Você abre um tópico sobre, por exemplo, um gif divertido e, de repente, ele vira um grande debate sobre algo que você nunca imaginaria. É essa a mágica dos grupos no Facebook. Enquanto você precisaria fazer um curso focado no seu assunto preferido, ou encontrar tempo para reunir pessoas dispostas a conversar em um local físico, nestes espaços online a resposta é imediata e bem mais diversa do que a que encontramos em nossos perfis pessoais. Foi dentro de um deles que eu descobri o que é a apropriação cultural e, depois de ler muitas opiniões diferentes, me senti motivada a navegar por outros sites, buscar blogs e, até, começar conversas com mulheres descendentes de culturas diferentes da minha fora da internet.

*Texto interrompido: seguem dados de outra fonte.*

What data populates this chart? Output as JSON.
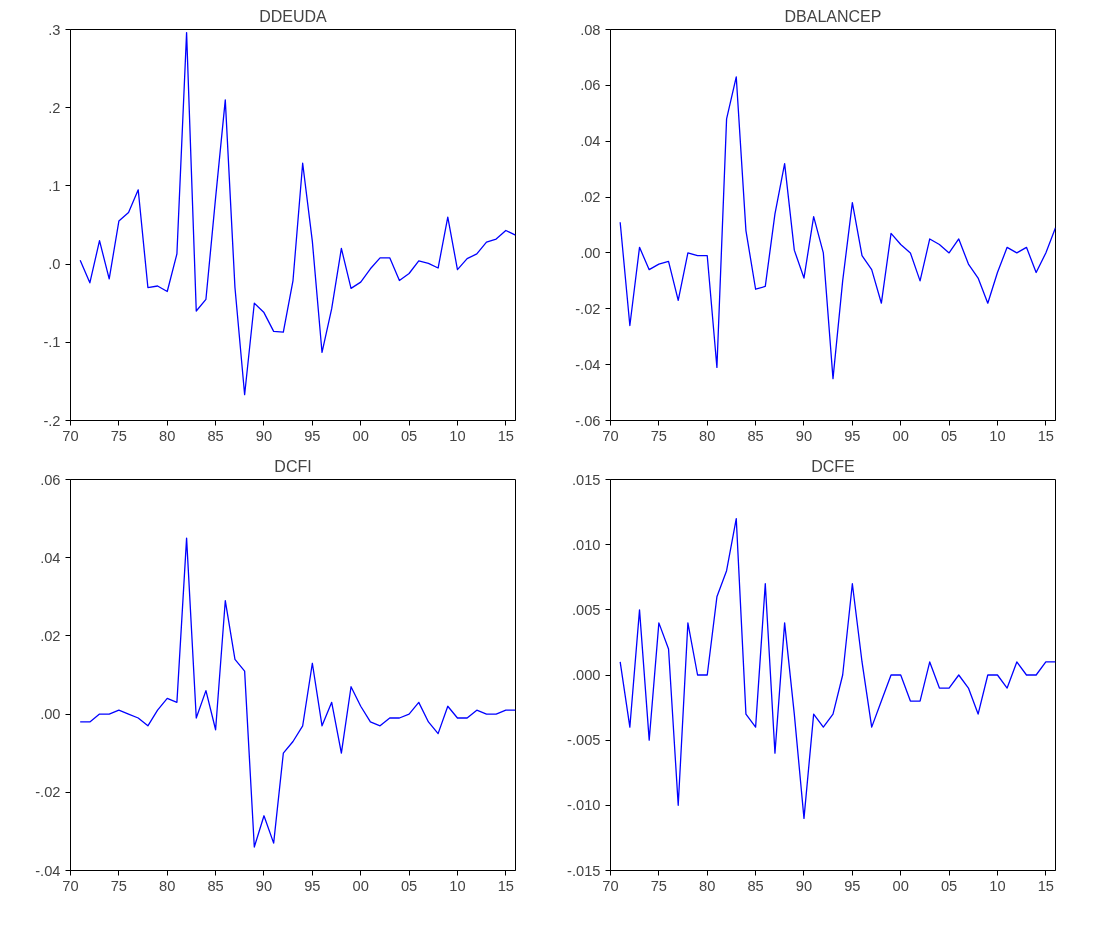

Mayara Liz, criadora do grupo “desconstrução das mina”, dá um exemplo próprio de mudança de opinião. A estudante de 19 anos faz parte de 23 grupos. “Eu confesso que via muitas mulheres como rivais. O feminismo me ensinou que elas não são rivais e que isso é uma ideia que a sociedade coloca na nossa mente. Não é só porque uma mulher está olhando para a minha roupa que está com inveja ou falando mal de mim”.

A internet em si é um espaço para enriquecer debates – nunca foi tão fácil chamar alguém por inbox, por exemplo, e trocar ideias. Os grupos, por sua vez, são braços deste movimento, que passaram a incentivar ainda mais essa interação. Sua popularidade revelou que há muita gente ávida por mudanças, principalmente quando espaços de discussão de filmes, séries e esportes acabam levantando questões sobre racismo, homofobia e machismo que estão tão internalizadas a ponto de passarem despercebidas por anos.

Você provavelmente não vai conseguir digitar na busca o nome de um grupo e encontrá-lo facilmente. É preciso conhecer alguém que já está lá e pedir para que a pessoa te indique. As moderadoras checam cada uma das interessadas para se certificar de que não estão aceitando fakes ou pessoas que fogem da proposta. Há opções com milhares de participantes e outras menores, e você sempre poderá abrir um espaço com suas amigas que, através de convites, pode ir crescendo de acordo com a intenção do grupo. O fato é que grandes campanhas feministas, como a #primeiroassedio e a chuva de comentários contra assédio na página do bar Quitandinha, por exemplo, ganharam ainda mais força depois de serem debatidas dentros desses ambientes. Seja como fonte de informação ou espaço para se sentir acolhida, vale a pena dar uma chance e pedir para aquela sua amiga que está sempre falando sobre como a internet a ajudou a crescer te inserir em um deles.